Recently dimebolin has attracted renewed interest after being shown to have positive effects on persons suffering from Alzheimer’s disease. Animal studies showing potential beneficial effects on Alzheimer's disease models were shown in Russian research in 2000. Preliminary results from human trials have also been promising. In an initial six-month phase II trial, results have shown that at 12 months there was significant improvement over placebo. Dimebolin showed promising results in a Phase III-equivalent double blind trial in Russia with mild–moderate stage patients.

Apr 2009 Pfizer and Medivation initiate a phase III trial (CONCERT study) aiming for FDA approval.

Numerous phase III trials for AD were recruiting in 2009.

In July 2009 Pfizer and Medivation announced that latrepirdine will be the proposed international nonproprietary name for Dimebon for the treatment of Alzheimer's.

Pharmacology

Dimebolin appears to operate through multiple mechanisms of action, both blocking the action of neurotoxic beta-amyloid proteins and inhibiting L-type calcium channels, modulating the action of AMPA and NMDA glutamate receptors, and may exert a neuroprotective effect by blocking a novel target that involves mitochondrial pores, which are believed to play a role in the cell death that is associated with neurodegenerative diseases and the aging process. It also blocks a number of other receptors including alpha-Adrenergic receptors and the serotonin receptor subtypes 5-HT2C, 5-HT5A and 5-HT6. Dimebon lacks anticholinergic effects.


 

Study leaves researchers puzzled by Dimebon results


Read more: http://www.fiercebiotech.com/story/alzheimers-study-leaves-researchers-puzzled-dimebon-results/2009-07-16#ixzz0f9zCnPBS

Researchers say that Medivation's experimental Alzheimer's therapy Dimebon appears to actually increase levels of the toxic protein amyloid beta while still delaying progression of the memory-wasting disease. And they don't quite know what to make of that conclusion.

"It was startling to observe that a compound with an apparently beneficial clinical effect on cognition caused acute elevation of amyloid beta levels in 3 out of 3 systems, in 2 labs," Dr. Samuel Gandy, a researcher at Mount Sinai School of Medicine in New York, tells Newsweek.

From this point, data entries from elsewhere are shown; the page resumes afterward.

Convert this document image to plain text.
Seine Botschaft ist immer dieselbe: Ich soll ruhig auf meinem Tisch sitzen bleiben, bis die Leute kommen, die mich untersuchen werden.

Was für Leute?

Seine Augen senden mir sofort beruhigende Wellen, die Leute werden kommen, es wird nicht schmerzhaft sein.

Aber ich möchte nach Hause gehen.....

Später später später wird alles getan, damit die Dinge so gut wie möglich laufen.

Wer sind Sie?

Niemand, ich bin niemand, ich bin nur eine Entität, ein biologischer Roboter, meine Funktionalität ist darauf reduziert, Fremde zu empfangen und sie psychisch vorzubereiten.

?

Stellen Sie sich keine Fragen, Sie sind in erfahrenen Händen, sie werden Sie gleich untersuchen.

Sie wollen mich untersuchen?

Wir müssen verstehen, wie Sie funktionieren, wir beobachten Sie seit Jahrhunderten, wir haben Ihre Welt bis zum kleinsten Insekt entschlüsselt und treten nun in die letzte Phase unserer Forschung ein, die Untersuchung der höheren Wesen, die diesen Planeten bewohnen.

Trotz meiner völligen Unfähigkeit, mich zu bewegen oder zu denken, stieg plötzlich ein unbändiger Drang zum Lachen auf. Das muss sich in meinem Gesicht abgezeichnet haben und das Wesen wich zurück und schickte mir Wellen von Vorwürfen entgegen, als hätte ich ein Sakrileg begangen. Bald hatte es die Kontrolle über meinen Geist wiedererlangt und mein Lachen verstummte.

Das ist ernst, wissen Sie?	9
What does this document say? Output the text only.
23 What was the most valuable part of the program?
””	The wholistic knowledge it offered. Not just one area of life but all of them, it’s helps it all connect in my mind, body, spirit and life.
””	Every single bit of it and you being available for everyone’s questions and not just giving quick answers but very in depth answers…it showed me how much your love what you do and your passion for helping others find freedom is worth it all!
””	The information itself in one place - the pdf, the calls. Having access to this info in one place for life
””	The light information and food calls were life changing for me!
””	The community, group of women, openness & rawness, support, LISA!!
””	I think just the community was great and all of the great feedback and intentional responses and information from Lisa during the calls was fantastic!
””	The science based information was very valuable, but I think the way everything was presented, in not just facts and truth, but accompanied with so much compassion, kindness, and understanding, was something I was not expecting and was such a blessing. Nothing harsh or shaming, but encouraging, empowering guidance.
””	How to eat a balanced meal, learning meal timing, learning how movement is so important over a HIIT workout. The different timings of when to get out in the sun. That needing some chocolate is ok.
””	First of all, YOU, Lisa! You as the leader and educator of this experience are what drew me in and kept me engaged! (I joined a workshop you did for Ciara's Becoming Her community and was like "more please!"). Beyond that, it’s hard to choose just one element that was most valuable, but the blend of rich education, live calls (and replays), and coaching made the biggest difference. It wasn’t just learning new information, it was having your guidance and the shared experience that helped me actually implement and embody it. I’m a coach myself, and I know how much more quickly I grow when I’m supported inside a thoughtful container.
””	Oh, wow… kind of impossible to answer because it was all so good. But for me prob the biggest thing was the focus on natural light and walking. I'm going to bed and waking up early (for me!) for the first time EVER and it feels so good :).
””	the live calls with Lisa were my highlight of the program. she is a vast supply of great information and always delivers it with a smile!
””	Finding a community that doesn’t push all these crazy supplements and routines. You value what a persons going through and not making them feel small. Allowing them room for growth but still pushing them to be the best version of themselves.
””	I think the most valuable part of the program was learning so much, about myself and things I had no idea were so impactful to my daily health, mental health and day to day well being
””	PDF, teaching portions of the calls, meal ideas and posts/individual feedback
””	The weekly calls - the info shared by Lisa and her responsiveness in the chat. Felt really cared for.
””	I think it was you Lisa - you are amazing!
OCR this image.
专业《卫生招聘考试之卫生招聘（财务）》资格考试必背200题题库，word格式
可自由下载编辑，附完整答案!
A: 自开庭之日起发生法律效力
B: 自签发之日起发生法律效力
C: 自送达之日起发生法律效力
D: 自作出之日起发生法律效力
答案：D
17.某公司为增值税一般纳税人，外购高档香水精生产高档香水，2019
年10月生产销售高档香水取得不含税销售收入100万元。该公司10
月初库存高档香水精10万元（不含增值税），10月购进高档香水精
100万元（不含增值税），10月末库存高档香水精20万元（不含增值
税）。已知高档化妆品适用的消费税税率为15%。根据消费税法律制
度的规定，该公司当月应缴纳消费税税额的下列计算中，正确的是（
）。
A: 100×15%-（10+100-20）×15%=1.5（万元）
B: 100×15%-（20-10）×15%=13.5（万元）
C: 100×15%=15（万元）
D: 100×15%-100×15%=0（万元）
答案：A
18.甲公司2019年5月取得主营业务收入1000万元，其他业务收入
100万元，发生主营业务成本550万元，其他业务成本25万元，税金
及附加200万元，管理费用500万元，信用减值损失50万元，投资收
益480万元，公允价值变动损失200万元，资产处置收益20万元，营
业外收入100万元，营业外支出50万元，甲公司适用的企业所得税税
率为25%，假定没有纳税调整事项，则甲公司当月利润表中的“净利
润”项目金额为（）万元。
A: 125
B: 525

Gandy presented the data from a mouse study at an Alzheimer's meeting in Vienna. For years now researchers have concentrated on eradicating the toxic protein that builds up in the brains of Alzheimer's patients, theorizing that if you get rid of the protein you can treat the disease. But no one had figured out exactly how to target Alzheimer's. Gandy pronounced himself somewhat mystified by the results.

"We think we want amyloid levels to go down," Gandy told Reuters in a telephone interview. "Here is this compound that is looking very promising clinically that is making amyloid levels go up."

Dimebon is widely viewed as one of the most promising Alzheimer's therapies now in clinical development.

- check out the report from Reuters
- check out the story from
Newsweek

Relaed Articles:
Medivation shares soar on $725M Pfizer deal
Dimebon shows positive data in Alzheimer's study
Medivation touts Phase II data on Huntington's therapy

Comment on Facebook

Product Reviews

Login or Register to write the first review.